Quick answer: Call restart() to reset the simulation, then set emitting = true. Just toggling emitting doesn’t replay a one-shot system.
An explosion VFX uses GPUParticles3D with one_shot enabled. First explosion plays; the second time the node is reused, nothing emits. The system latched after its one shot.
Use restart()
func play_explosion():
$Particles.restart()
$Particles.emitting = true
restart() resets internal time and the “done” flag. Without it, a finished one_shot system ignores emitting=true.
One-Shot Semantics
one_shot = true: emit a burst, then stop. The system remembers it’s done. restart() is the only way to replay.

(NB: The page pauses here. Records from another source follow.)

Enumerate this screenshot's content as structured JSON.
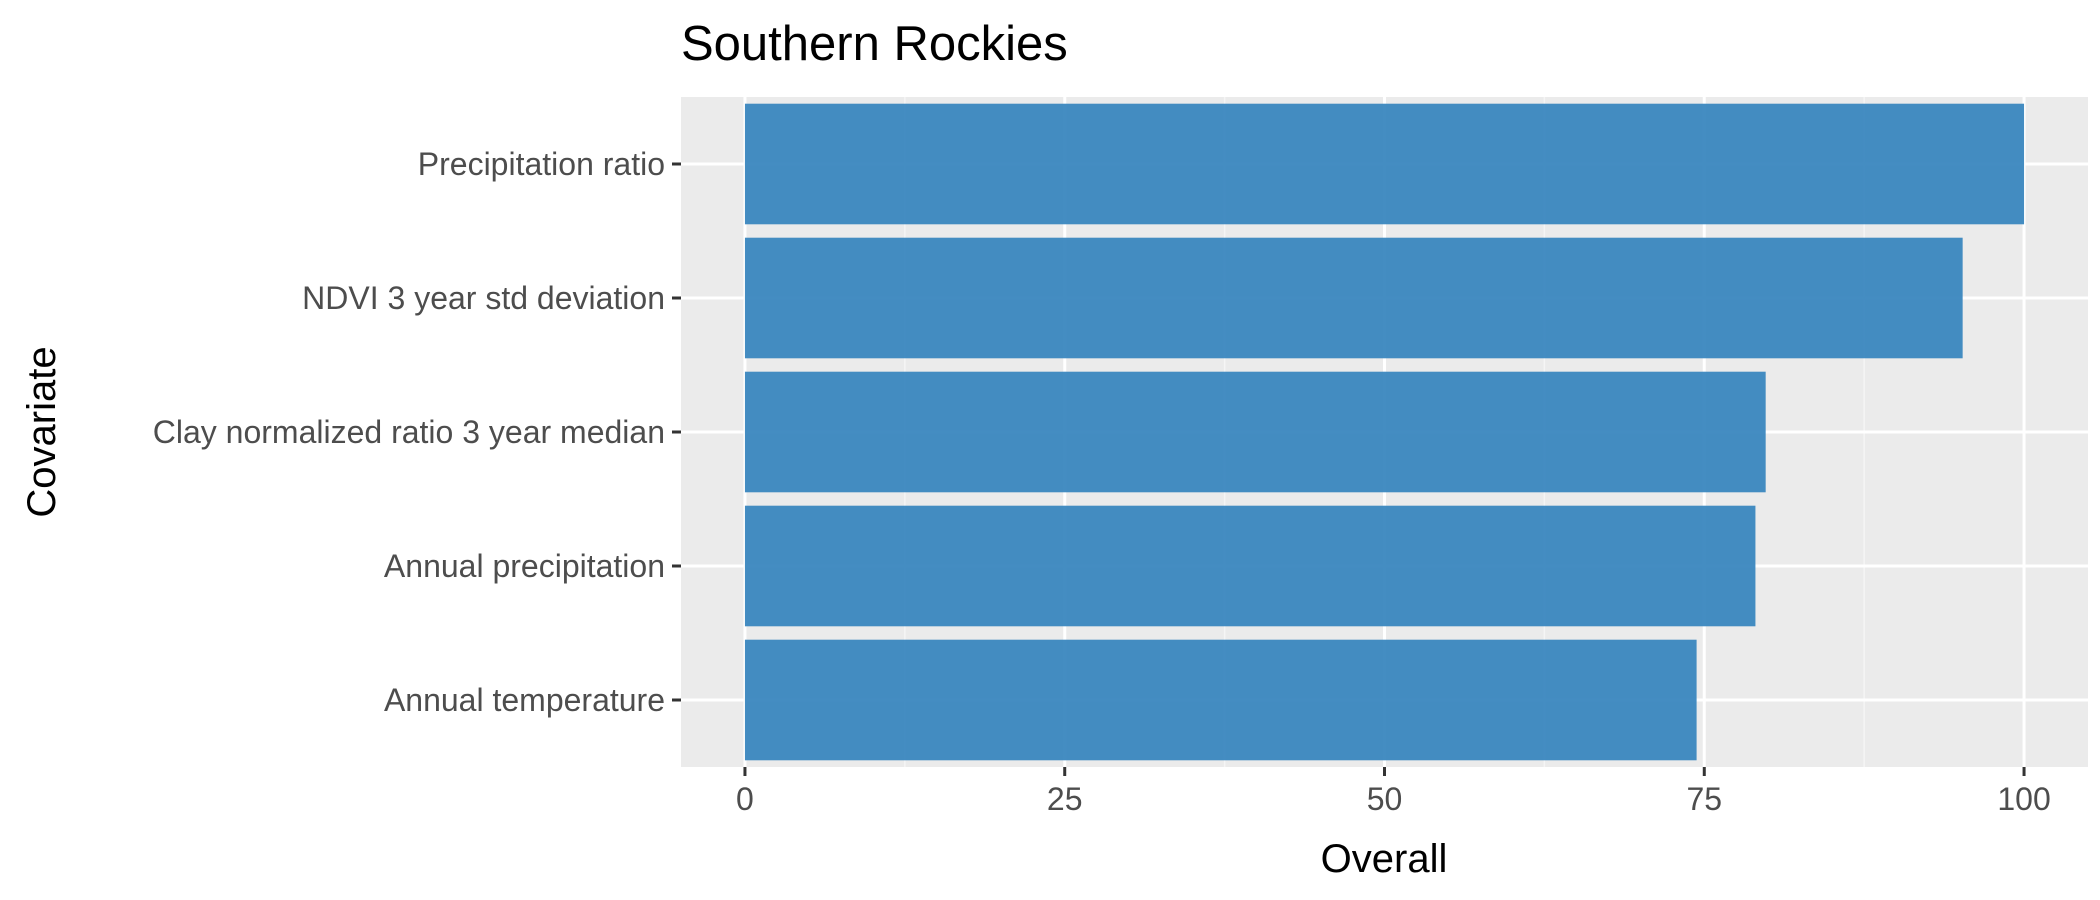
{
  "chart_data": {
    "type": "bar",
    "orientation": "horizontal",
    "title": "Southern Rockies",
    "xlabel": "Overall",
    "ylabel": "Covariate",
    "categories": [
      "Precipitation ratio",
      "NDVI 3 year std deviation",
      "Clay normalized ratio 3 year median",
      "Annual precipitation",
      "Annual temperature"
    ],
    "values": [
      100,
      95.2,
      79.8,
      79,
      74.4
    ],
    "xlim": [
      -5,
      105
    ],
    "x_ticks": [
      0,
      25,
      50,
      75,
      100
    ],
    "x_tick_labels": [
      "0",
      "25",
      "50",
      "75",
      "100"
    ],
    "grid": true,
    "legend": "none",
    "colors": {
      "bar": "#3A87BF",
      "panel_background": "#EBEBEB",
      "grid_major": "#FFFFFF",
      "grid_minor": "#F5F5F5",
      "tick_label": "#4D4D4D",
      "axis_tick": "#333333"
    }
  }
}
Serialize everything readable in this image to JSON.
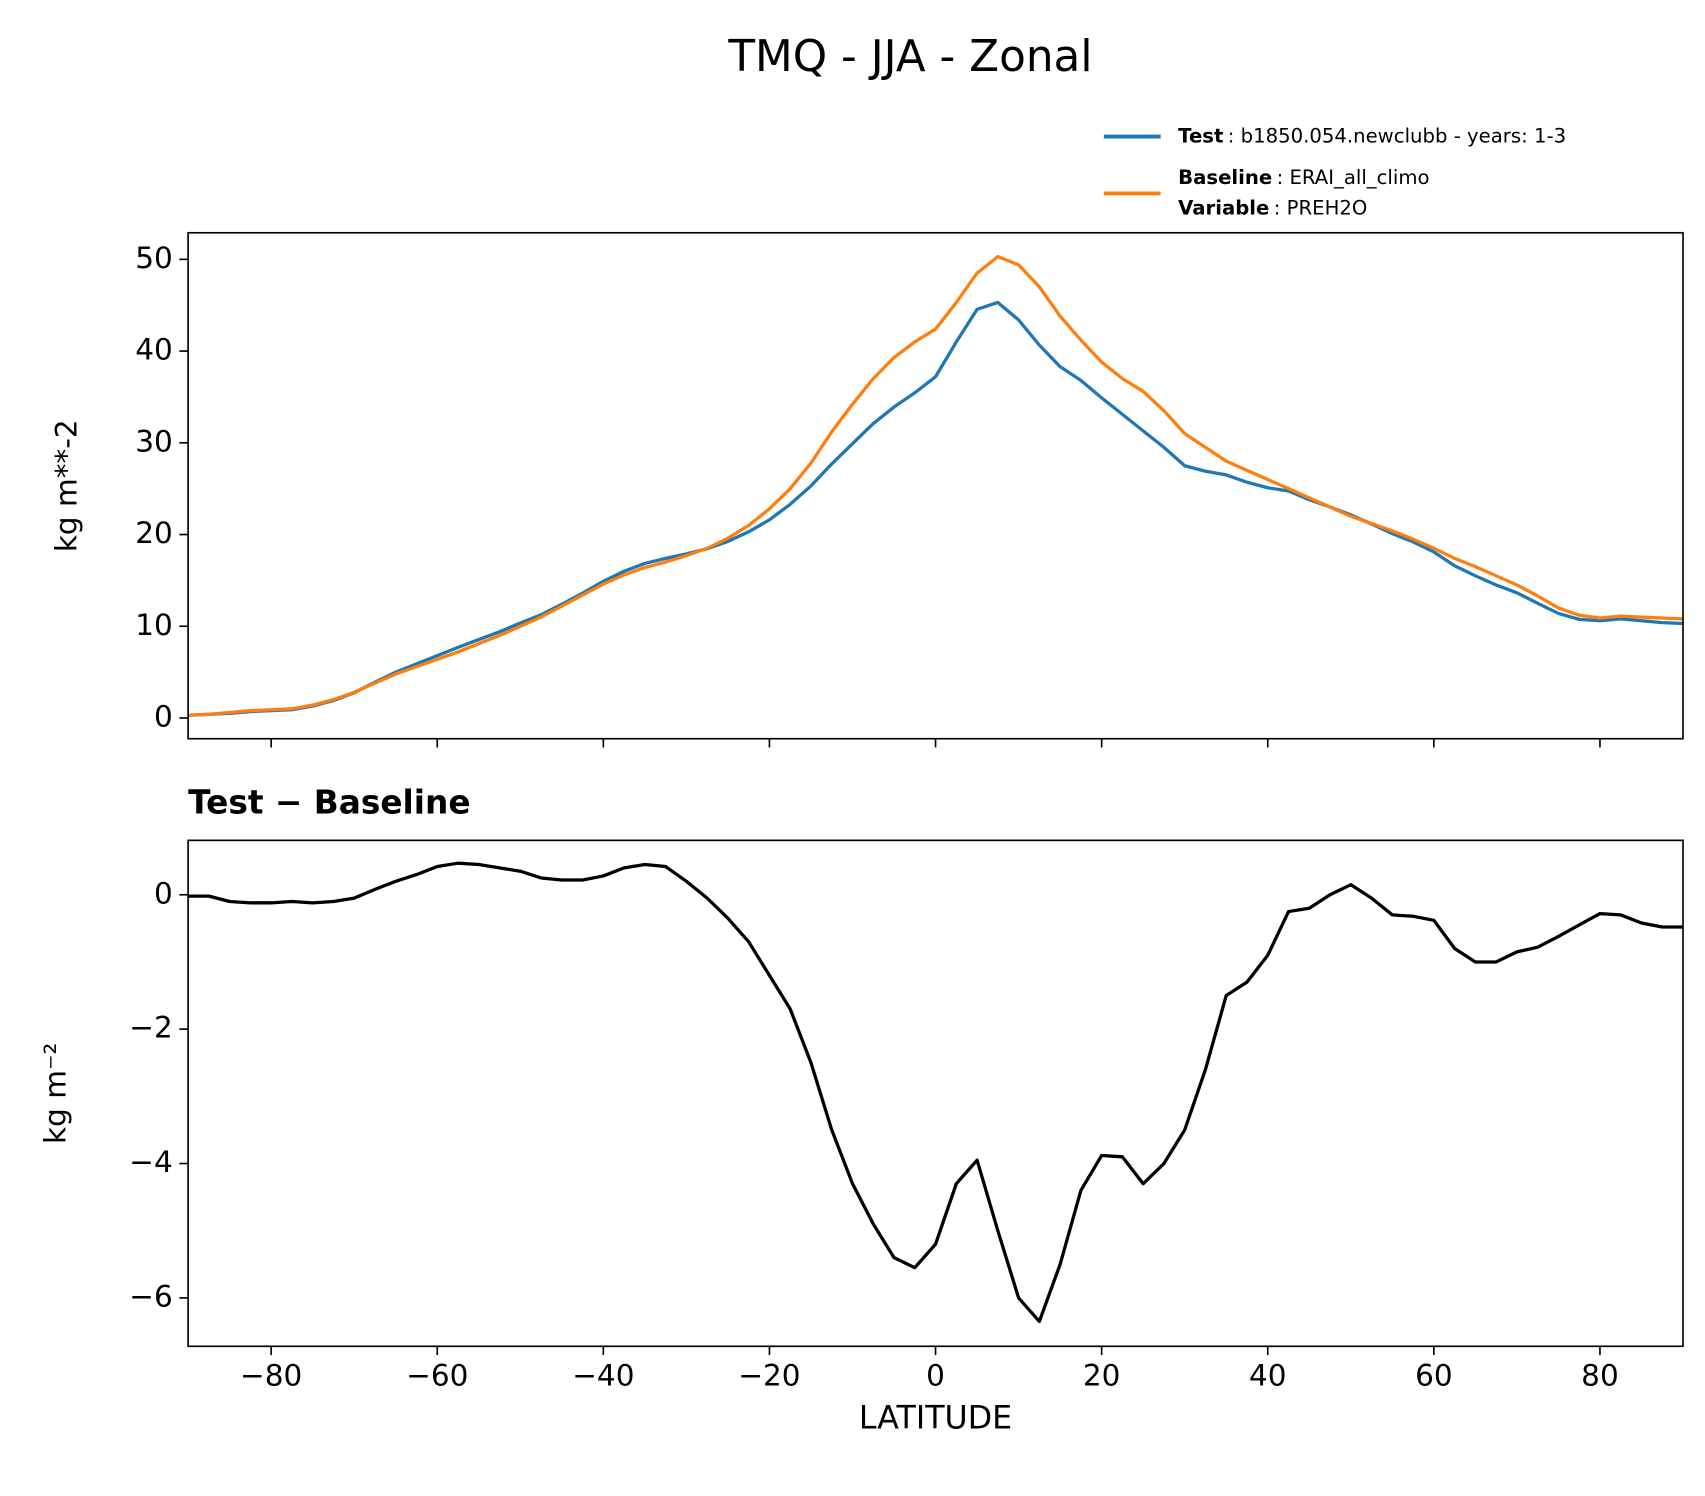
{
  "title": "TMQ - JJA - Zonal",
  "chart_data": [
    {
      "type": "line",
      "y_label": "kg m**-2",
      "x": [
        -90,
        -87.5,
        -85,
        -82.5,
        -80,
        -77.5,
        -75,
        -72.5,
        -70,
        -67.5,
        -65,
        -62.5,
        -60,
        -57.5,
        -55,
        -52.5,
        -50,
        -47.5,
        -45,
        -42.5,
        -40,
        -37.5,
        -35,
        -32.5,
        -30,
        -27.5,
        -25,
        -22.5,
        -20,
        -17.5,
        -15,
        -12.5,
        -10,
        -7.5,
        -5,
        -2.5,
        0,
        2.5,
        5,
        7.5,
        10,
        12.5,
        15,
        17.5,
        20,
        22.5,
        25,
        27.5,
        30,
        32.5,
        35,
        37.5,
        40,
        42.5,
        45,
        47.5,
        50,
        52.5,
        55,
        57.5,
        60,
        62.5,
        65,
        67.5,
        70,
        72.5,
        75,
        77.5,
        80,
        82.5,
        85,
        87.5,
        90
      ],
      "series": [
        {
          "name": "Test",
          "description": ": b1850.054.newclubb - years: 1-3",
          "color": "#1f77b4",
          "values": [
            0.3,
            0.4,
            0.5,
            0.7,
            0.8,
            0.9,
            1.3,
            1.9,
            2.75,
            3.9,
            5.0,
            5.9,
            6.8,
            7.7,
            8.55,
            9.4,
            10.35,
            11.25,
            12.4,
            13.6,
            14.9,
            16.0,
            16.85,
            17.4,
            17.9,
            18.45,
            19.25,
            20.3,
            21.6,
            23.3,
            25.3,
            27.7,
            29.9,
            32.1,
            33.9,
            35.45,
            37.2,
            41.0,
            44.55,
            45.3,
            43.4,
            40.65,
            38.3,
            36.8,
            34.9,
            33.1,
            31.3,
            29.5,
            27.5,
            26.9,
            26.5,
            25.7,
            25.1,
            24.75,
            23.8,
            23.0,
            22.15,
            21.15,
            20.1,
            19.2,
            18.1,
            16.6,
            15.5,
            14.5,
            13.65,
            12.5,
            11.4,
            10.75,
            10.6,
            10.8,
            10.6,
            10.4,
            10.3
          ]
        },
        {
          "name": "Baseline",
          "description": ": ERAI_all_climo",
          "extra_label": "Variable",
          "extra_description": ": PREH2O",
          "color": "#ff7f0e",
          "values": [
            0.3,
            0.4,
            0.6,
            0.8,
            0.9,
            1.0,
            1.4,
            2.0,
            2.8,
            3.8,
            4.8,
            5.6,
            6.4,
            7.2,
            8.1,
            9.0,
            10.0,
            11.0,
            12.2,
            13.4,
            14.6,
            15.6,
            16.4,
            17.0,
            17.7,
            18.5,
            19.6,
            21.0,
            22.8,
            25.0,
            27.8,
            31.2,
            34.2,
            37.0,
            39.3,
            41.0,
            42.4,
            45.3,
            48.5,
            50.3,
            49.4,
            47.0,
            43.8,
            41.2,
            38.8,
            37.0,
            35.6,
            33.5,
            31.0,
            29.5,
            28.0,
            27.0,
            26.0,
            25.0,
            24.0,
            23.0,
            22.0,
            21.2,
            20.4,
            19.5,
            18.5,
            17.4,
            16.5,
            15.5,
            14.5,
            13.3,
            12.0,
            11.2,
            10.9,
            11.1,
            11.0,
            10.9,
            10.8
          ]
        }
      ],
      "xlim": [
        -90,
        90
      ],
      "xticks": [
        -80,
        -60,
        -40,
        -20,
        0,
        20,
        40,
        60,
        80
      ],
      "xtick_labels": false,
      "ylim": [
        -2.26,
        52.9
      ],
      "yticks": [
        0,
        10,
        20,
        30,
        40,
        50
      ]
    },
    {
      "type": "line",
      "subtitle": "Test − Baseline",
      "x_label": "LATITUDE",
      "y_label": "kg m⁻²",
      "x": [
        -90,
        -87.5,
        -85,
        -82.5,
        -80,
        -77.5,
        -75,
        -72.5,
        -70,
        -67.5,
        -65,
        -62.5,
        -60,
        -57.5,
        -55,
        -52.5,
        -50,
        -47.5,
        -45,
        -42.5,
        -40,
        -37.5,
        -35,
        -32.5,
        -30,
        -27.5,
        -25,
        -22.5,
        -20,
        -17.5,
        -15,
        -12.5,
        -10,
        -7.5,
        -5,
        -2.5,
        0,
        2.5,
        5,
        7.5,
        10,
        12.5,
        15,
        17.5,
        20,
        22.5,
        25,
        27.5,
        30,
        32.5,
        35,
        37.5,
        40,
        42.5,
        45,
        47.5,
        50,
        52.5,
        55,
        57.5,
        60,
        62.5,
        65,
        67.5,
        70,
        72.5,
        75,
        77.5,
        80,
        82.5,
        85,
        87.5,
        90
      ],
      "color": "#000000",
      "values": [
        -0.02,
        -0.02,
        -0.1,
        -0.12,
        -0.12,
        -0.1,
        -0.12,
        -0.1,
        -0.05,
        0.08,
        0.2,
        0.3,
        0.42,
        0.47,
        0.45,
        0.4,
        0.35,
        0.25,
        0.22,
        0.22,
        0.28,
        0.4,
        0.45,
        0.42,
        0.2,
        -0.05,
        -0.35,
        -0.7,
        -1.2,
        -1.7,
        -2.5,
        -3.5,
        -4.3,
        -4.9,
        -5.4,
        -5.55,
        -5.2,
        -4.3,
        -3.95,
        -5.0,
        -6.0,
        -6.35,
        -5.5,
        -4.4,
        -3.88,
        -3.9,
        -4.3,
        -4.0,
        -3.5,
        -2.6,
        -1.5,
        -1.3,
        -0.9,
        -0.25,
        -0.2,
        0.0,
        0.15,
        -0.05,
        -0.3,
        -0.32,
        -0.38,
        -0.8,
        -1.0,
        -1.0,
        -0.85,
        -0.78,
        -0.62,
        -0.45,
        -0.28,
        -0.3,
        -0.42,
        -0.48,
        -0.48
      ],
      "xlim": [
        -90,
        90
      ],
      "xticks": [
        {
          "value": -80,
          "label": "−80"
        },
        {
          "value": -60,
          "label": "−60"
        },
        {
          "value": -40,
          "label": "−40"
        },
        {
          "value": -20,
          "label": "−20"
        },
        0,
        20,
        40,
        60,
        80
      ],
      "ylim": [
        -6.72,
        0.81
      ],
      "yticks": [
        {
          "value": -6,
          "label": "−6"
        },
        {
          "value": -4,
          "label": "−4"
        },
        {
          "value": -2,
          "label": "−2"
        },
        0
      ]
    }
  ]
}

one_shot = false: continuous; emitting toggles work directly.
Pooling Pattern
func get_pooled_particle() -> GPUParticles3D:
var p = pool.pop_back()
p.global_position = spawn_pos
p.restart()
p.emitting = true
return p
For pooled VFX, always restart on reuse. Position first, then restart.
Auto-Free After Done
$Particles.finished.connect(func(): return_to_pool($Particles))
The finished signal fires when a one_shot completes — clean hook for pooling.
Verifying
Trigger explosion repeatedly. Each plays fully. Pooled particles replay correctly on reuse.
“One-shot latches. restart() unlatches. Always restart before replaying.”
For high-frequency effects, pre-warm a pool of 16–32 particle nodes at level load — restart() is cheap, instantiation is not.